Suena extraño hablar de lealtad en este tiempo. El maquiavelismo se apoderó de la política y entre más tramposa sea la persona, más altas sinecuras consigue.
Son dobles los rostros del hombre público.
El primero es zalamero, imploroso y humilde. Es el Crispín vapuleado por Laureano Gómez, en el parlamento colombiano, a quien detesta por tener conciencia ratonesca, alimentado por los desperdicios que deja el presupuesto. Es esa pobre resaca humana estampillada por Alzate, que en el conteo de los votos, después de unas elecciones, pregunta: "quiénes vamos ganando". Como tiene columna vertebral abisagrada, se acomoda detrás de cortinas celestinas, que solo descorre para arrodillarse ante el candidato vencedor. Es pérfido y mendicante. Se hinca ante el poderoso cuando busca un favorable resultado electoral. Viste capa de pordiosero. Es sumiso y obediente.

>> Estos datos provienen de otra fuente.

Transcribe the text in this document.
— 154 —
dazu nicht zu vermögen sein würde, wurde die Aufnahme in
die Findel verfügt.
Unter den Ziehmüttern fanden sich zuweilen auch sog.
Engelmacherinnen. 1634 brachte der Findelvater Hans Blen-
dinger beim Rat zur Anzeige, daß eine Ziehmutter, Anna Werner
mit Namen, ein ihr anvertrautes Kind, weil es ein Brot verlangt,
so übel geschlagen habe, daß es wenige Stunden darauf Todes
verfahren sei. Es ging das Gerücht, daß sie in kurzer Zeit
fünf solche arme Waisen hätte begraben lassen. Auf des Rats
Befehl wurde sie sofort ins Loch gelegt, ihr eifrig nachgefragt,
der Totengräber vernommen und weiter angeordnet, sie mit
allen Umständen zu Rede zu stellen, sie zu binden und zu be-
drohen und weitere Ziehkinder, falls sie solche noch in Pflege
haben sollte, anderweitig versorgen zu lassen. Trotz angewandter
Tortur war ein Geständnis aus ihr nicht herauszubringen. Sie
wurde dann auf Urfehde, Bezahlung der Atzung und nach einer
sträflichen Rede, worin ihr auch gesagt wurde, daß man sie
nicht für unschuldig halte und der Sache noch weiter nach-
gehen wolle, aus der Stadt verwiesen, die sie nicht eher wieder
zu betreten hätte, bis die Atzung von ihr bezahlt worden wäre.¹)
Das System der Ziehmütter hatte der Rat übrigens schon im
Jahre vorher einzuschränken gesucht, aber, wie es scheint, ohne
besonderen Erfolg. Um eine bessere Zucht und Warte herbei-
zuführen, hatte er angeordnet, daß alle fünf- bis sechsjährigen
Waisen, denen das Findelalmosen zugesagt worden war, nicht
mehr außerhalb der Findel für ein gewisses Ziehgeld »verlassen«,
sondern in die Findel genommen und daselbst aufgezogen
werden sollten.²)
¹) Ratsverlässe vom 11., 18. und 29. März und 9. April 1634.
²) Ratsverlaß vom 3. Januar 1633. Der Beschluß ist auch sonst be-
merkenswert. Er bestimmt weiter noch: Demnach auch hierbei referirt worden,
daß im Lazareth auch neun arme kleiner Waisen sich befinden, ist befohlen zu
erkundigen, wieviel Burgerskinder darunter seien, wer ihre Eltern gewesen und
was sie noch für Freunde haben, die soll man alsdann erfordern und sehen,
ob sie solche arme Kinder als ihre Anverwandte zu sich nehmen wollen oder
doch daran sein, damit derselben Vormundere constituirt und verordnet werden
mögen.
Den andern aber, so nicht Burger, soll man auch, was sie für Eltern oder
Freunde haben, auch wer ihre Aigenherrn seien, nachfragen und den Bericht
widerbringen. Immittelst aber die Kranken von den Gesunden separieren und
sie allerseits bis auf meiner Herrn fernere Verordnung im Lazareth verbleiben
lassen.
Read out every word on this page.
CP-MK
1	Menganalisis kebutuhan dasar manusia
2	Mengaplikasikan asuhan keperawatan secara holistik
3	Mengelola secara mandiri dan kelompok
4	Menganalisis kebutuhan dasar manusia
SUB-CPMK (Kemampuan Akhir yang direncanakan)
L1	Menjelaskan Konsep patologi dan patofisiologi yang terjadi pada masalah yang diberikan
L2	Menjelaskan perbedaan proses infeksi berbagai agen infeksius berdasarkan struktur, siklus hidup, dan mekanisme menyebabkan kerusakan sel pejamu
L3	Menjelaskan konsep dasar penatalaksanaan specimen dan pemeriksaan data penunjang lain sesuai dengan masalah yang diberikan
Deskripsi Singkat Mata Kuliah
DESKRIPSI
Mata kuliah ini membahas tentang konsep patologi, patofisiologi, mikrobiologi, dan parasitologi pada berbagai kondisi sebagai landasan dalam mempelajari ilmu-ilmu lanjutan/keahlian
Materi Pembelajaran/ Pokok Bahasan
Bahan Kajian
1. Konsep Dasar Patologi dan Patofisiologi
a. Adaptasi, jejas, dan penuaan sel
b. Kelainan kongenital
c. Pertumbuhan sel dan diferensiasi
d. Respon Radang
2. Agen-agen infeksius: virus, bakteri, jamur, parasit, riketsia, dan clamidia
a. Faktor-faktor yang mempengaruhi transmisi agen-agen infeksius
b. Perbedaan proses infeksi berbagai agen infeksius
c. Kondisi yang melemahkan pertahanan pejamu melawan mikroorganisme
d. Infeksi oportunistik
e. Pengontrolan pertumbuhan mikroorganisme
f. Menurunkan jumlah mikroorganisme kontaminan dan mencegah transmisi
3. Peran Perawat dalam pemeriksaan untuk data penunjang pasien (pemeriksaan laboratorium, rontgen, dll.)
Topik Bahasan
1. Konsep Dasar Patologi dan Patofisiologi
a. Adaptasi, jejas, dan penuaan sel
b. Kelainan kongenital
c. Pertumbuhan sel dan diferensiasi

Es siempre obsecuente, de amabilidad exquisita, genuflexo ante la voluntad del amo. Tiene lengua suelta y es aburridoramente meloso. En la tribuna maneja el hisopo para encaramelar con lisonjas a quienes utiliza como trampolín. No deja ver la gumía que, como moro sarraceno, esconde en vainas disimuladas.
Es sorpresivo el cambio de colores de este camaleón. Luce, sorpresivamente, una semblanza desconocida de embustero profesional. Ganancioso por el denodado trabajo de quienes ingenuamente lo promovieron, arma una calculada hoja de ruta. Programa las perfidias. Comienza a gobernar dándole perezosa participación a quienes se sacrificaron por él. Con el correr de los meses unos terceros se apoderan de la burocracia para transformar su mandato en un festín de compinches. Sin saberse por qué ni cómo, se va alejando poco a poco de sus antiguos socios que lo encumbraron y abre el abanico para recibir -eufórico- a los que en los comicios procuraron su derrota. Los advenedizos se arriman con elogios tramposos, convirtiendo al modesto burócrata en una figura excepcional. Los cazadores del poder lo embriagan con alabanzas hiperbólicas para anestesiarlo y colocarlo a su servicio. Esa es la triste condición de estos Judas expertos en traicionar a Cristo.
Qué frágil personalidad debe tener quien -alegremente- abandona a quienes con esfuerzo extenuante, de día y de noche, hundiendo el acelerador las 24 horas, lograron culminar con él una porfía victoriosa. Tienen razón quienes sostienen que todo es perdonable, menos la ingratitud.
Gobernar con los amigos es un axioma en política. No es posible compartir el mando con los adversarios que batallaron denodadamente por destruir al que resultó triunfante. El presidente Santos tiene un gabinete que se acopla milimétricamente con sus programas y un encopetado caldense de la otra línea, debió presentar su renuncia.
Esa es la lógica del poder.
En política el que gana, gana y el que pierde, pierde. El Estado no se maneja híbridamente, con mezcolanza de contrarios. Debe tener un norte, consagrado específicamente en los planteamientos expuestos en el debate electoral. Desde luego, los desleales siempre han de encontrar argumentos para justificar sus felonías.